All ETDs from UAB

Advisory Committee Chair

Elizabeth Gardner

Advisory Committee Members

Jason Linville

Lori L McMahon

Document Type

Thesis

Date of Award

2018

Degree Name by School

Master of Science in Forensic Science (MSFS) College of Arts and Sciences

Abstract

Ketamine is a dissociative anesthetic that interacts with the glutamatergic system, acting as an N-methyl-D-aspartate (NMDA) receptor antagonist. At higher doses, ketamine produces negative psychotomimetic side effects, including hallucinations and delirium, leading to its abuse in the 1980s and 90s. Recently, it has been determined that at sub-anesthetic doses, it is a fast-acting antidepressant. Because ketamine elicits fast and long-lasting antidepressant responses in patients, it is being studied as a possible treatment option for those with major depressive disorder and treatment-resistant depression. Further, studies have shown that men and women respond to ketamine treatments differently, especially in long-term treatment, suggesting that gonadal hormones may play a role in how ketamine interacts with the brain. Dr.
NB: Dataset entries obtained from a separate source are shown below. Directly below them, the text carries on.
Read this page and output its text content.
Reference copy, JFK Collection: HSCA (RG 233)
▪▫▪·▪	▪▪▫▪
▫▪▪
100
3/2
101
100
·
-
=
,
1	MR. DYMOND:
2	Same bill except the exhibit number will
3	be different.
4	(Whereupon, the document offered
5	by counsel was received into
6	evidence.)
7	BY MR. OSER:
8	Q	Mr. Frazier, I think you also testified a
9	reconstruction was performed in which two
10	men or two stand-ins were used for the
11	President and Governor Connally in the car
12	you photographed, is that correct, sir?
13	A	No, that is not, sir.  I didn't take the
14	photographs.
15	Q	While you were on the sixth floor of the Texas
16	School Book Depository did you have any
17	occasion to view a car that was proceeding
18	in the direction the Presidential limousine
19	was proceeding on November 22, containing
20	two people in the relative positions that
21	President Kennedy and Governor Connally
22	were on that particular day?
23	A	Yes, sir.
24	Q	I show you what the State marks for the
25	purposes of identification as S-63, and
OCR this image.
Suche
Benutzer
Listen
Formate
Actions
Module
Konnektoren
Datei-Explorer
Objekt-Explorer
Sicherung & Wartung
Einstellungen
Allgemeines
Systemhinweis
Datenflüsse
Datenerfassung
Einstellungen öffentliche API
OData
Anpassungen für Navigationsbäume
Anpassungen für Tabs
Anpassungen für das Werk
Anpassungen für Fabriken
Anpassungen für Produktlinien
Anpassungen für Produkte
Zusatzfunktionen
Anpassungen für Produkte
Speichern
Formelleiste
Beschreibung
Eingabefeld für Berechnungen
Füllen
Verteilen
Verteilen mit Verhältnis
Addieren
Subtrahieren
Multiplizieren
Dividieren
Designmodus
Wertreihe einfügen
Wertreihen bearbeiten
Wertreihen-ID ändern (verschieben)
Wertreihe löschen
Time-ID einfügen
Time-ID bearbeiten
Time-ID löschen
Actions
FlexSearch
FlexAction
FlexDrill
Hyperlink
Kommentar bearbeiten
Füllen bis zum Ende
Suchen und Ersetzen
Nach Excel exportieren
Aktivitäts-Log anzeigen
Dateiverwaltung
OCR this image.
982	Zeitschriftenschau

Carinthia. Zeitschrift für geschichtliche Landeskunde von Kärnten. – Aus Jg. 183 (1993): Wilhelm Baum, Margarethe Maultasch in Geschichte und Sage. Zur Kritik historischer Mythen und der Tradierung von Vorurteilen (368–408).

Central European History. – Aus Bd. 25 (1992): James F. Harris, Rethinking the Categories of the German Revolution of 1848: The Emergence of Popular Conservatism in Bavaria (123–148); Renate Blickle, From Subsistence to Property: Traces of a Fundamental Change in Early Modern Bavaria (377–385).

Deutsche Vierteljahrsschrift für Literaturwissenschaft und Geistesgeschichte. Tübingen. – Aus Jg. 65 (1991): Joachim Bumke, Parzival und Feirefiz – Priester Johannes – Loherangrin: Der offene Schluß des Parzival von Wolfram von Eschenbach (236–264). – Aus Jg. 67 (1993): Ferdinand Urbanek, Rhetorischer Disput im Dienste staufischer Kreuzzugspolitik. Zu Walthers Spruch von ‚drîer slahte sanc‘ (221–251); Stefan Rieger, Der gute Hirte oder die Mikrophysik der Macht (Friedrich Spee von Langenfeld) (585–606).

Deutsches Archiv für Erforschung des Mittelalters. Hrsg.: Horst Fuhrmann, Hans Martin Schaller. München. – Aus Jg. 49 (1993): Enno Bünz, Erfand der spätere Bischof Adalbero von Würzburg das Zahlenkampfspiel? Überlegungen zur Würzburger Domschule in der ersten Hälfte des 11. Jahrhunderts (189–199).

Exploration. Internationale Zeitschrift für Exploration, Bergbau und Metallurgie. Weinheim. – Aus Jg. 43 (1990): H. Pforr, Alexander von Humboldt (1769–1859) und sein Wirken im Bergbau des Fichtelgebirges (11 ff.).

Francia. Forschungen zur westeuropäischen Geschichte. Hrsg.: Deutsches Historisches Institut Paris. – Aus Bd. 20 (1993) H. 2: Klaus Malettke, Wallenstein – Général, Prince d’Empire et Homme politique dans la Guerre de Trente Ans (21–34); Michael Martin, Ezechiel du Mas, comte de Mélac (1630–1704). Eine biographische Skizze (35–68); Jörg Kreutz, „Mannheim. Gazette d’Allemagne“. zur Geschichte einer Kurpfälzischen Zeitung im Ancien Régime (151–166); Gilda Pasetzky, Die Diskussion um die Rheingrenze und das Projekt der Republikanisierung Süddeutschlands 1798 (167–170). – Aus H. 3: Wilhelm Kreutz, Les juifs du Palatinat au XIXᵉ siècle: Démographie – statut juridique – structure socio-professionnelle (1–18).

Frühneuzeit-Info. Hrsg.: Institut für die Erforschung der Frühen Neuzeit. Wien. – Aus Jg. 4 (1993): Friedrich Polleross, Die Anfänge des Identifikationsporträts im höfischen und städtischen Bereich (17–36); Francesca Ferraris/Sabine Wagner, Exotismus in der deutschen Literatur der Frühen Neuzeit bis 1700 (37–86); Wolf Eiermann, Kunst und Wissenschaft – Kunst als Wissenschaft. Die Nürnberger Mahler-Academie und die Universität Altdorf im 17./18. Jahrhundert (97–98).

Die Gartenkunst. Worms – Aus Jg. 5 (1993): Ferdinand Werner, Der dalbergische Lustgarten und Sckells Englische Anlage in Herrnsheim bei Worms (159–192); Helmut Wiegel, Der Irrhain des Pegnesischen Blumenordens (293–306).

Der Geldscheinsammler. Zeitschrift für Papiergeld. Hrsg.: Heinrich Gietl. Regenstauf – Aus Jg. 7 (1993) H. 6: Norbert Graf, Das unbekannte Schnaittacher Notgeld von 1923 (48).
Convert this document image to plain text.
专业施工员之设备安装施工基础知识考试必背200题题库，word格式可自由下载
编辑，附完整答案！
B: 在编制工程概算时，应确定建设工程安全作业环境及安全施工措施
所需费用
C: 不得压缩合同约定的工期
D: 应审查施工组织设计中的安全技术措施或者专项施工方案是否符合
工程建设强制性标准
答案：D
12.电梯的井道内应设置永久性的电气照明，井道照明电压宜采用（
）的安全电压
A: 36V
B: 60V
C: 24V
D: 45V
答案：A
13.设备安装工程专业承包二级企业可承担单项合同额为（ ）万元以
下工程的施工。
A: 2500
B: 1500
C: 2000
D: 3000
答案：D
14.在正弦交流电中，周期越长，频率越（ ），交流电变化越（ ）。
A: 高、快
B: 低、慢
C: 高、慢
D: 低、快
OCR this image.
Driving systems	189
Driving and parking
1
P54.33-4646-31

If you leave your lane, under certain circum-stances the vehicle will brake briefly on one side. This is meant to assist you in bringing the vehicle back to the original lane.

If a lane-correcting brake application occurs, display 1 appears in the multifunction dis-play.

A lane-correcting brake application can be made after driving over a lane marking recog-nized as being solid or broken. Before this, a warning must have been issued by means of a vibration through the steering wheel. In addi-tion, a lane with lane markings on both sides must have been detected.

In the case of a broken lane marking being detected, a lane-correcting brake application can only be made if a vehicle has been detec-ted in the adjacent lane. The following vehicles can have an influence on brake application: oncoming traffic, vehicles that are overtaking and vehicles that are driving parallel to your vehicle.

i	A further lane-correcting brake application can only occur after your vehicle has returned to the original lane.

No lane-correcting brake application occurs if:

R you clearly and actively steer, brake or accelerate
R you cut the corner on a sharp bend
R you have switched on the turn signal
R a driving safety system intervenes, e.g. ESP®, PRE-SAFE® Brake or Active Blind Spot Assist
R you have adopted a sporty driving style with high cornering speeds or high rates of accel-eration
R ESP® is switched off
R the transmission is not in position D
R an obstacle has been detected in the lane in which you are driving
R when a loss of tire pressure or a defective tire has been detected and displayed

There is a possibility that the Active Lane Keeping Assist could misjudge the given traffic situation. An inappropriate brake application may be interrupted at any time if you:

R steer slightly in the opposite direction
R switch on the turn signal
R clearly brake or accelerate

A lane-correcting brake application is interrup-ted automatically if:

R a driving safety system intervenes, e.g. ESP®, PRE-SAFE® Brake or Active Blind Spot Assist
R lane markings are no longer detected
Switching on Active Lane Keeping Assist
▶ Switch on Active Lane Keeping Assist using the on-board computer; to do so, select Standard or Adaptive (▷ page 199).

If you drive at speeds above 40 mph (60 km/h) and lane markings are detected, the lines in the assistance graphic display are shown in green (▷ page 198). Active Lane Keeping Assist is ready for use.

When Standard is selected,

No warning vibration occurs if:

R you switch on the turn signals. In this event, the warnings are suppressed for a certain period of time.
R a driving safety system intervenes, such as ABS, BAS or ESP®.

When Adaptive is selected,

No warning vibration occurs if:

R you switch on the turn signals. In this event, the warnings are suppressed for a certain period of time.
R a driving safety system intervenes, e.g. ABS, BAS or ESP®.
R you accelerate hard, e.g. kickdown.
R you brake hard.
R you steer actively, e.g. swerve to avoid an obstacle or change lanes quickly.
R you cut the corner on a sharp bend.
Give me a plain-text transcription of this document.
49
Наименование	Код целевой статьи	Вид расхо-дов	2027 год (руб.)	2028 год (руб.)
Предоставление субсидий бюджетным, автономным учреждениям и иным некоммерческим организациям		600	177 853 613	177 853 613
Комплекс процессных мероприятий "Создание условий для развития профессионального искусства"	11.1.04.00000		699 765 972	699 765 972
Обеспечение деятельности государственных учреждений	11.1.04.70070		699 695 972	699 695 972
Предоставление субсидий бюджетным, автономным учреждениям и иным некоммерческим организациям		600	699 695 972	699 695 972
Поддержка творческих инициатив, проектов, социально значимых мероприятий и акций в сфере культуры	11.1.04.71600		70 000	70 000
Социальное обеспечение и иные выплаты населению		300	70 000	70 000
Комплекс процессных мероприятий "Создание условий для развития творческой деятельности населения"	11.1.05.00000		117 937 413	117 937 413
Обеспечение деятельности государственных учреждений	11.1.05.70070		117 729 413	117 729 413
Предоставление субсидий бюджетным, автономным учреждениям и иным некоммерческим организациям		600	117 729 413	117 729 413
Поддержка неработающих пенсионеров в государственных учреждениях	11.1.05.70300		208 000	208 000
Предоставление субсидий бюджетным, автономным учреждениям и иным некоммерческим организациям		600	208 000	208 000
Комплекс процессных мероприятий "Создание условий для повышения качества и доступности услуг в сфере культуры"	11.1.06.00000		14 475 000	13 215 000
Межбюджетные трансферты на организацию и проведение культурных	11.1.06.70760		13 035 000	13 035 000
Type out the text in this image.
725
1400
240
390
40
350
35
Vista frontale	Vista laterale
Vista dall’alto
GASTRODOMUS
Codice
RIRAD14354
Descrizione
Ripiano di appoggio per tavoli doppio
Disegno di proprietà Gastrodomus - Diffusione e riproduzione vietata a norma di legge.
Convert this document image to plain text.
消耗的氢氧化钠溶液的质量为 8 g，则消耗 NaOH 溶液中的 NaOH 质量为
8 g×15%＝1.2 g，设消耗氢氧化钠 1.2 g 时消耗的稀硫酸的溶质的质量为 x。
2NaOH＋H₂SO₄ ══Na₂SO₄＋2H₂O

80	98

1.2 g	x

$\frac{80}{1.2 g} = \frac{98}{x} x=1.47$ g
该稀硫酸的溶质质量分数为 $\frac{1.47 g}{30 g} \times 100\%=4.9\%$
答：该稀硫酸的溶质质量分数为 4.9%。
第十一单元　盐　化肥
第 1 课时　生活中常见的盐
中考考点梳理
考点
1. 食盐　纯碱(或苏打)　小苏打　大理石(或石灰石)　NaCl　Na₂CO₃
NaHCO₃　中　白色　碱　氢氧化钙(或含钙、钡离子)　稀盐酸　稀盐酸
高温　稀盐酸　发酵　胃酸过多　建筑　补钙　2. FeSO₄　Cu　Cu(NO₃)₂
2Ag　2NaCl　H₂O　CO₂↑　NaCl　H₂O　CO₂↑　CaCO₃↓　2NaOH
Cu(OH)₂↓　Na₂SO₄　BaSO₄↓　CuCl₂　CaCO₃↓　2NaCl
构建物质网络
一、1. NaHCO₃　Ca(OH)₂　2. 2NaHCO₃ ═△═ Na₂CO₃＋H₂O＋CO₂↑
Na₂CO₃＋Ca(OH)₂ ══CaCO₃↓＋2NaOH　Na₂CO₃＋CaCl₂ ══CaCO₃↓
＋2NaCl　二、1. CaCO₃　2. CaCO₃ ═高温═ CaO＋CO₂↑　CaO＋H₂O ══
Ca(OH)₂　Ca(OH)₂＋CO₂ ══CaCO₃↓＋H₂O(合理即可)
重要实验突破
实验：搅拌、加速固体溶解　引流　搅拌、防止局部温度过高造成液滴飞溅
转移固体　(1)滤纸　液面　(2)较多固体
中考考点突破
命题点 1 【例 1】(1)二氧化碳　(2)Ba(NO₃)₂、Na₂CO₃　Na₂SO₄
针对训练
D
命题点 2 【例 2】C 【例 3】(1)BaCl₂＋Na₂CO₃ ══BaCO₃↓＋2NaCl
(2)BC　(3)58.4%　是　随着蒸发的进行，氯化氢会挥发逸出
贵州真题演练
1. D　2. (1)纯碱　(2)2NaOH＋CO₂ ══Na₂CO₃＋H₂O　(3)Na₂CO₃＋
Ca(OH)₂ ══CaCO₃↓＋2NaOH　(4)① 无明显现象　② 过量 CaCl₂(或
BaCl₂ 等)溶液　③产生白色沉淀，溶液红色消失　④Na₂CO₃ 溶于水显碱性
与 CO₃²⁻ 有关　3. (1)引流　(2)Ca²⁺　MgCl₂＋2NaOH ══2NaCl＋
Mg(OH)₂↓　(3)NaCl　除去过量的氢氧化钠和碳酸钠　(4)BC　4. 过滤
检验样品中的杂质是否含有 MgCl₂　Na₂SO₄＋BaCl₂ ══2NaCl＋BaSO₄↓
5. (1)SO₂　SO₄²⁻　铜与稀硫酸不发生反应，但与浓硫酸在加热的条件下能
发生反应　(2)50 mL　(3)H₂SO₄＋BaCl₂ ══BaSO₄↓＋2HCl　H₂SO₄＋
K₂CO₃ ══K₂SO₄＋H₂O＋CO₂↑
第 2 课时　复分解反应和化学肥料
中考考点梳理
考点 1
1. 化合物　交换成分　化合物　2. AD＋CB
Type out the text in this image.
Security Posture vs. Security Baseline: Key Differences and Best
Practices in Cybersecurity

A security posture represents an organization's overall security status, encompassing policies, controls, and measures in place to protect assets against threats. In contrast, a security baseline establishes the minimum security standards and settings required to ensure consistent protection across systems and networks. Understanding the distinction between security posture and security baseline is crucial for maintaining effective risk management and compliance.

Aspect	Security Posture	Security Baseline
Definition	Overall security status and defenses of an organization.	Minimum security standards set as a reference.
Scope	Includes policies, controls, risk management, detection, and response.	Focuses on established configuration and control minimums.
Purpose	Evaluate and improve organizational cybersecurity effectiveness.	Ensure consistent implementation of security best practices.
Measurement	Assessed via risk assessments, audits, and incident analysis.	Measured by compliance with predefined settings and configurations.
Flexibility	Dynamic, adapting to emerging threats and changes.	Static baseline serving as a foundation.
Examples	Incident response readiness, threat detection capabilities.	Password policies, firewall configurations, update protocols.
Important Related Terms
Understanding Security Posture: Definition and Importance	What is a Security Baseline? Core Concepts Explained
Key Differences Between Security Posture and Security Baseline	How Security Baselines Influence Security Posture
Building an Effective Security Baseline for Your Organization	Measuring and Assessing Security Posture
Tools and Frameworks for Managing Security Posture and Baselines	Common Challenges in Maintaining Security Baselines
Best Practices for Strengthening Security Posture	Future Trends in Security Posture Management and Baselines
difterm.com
Lori McMahon, Allie Widman, and Nateka Jackson in the Cell, Developmental, and Integrative Biology Department at the University of Alabama at Birmingham are studying the differences in male and female responses to ketamine. The toxicological results from this graduate research project will be combined with the behavioral observations of the rats by the McMahon group to better understand the differences in how the genders metabolize ketamine. For this research, female rats were ovariectomized (OVX) and half received estrogen (OVX/E2). All of the rats received injections of ketamine and were sacrificed at two time points, either 0 or 30 minutes. Ketamine and norketamine (NK) were quantified in biological tissue collected from the cerebellum, prefrontal cortex (PFC), hippocampus, liver, and plasma of the rats. The results of this study indicate that ketamine is quickly distributed to the brain, specifically in the PFC, and is cleared from the tissues by 30 minutes. The NK concentration was greatest in the tissues at time 30 minutes, particularly in the PFC and liver. The main difference between the OVX and OVX/E2 rats was the amount of NK at time 30 minutes. The OVX/E2 rats had more NK in the tissue samples, however, the difference is not statistically significant. Future studies can include quantitating other metabolites, such as hydroxynorketamine (HNK), to better understand how genders metabolize ketamine differently. Further, rats could be given multiple doses to evaluate the effects of ketamine over long-term treatment.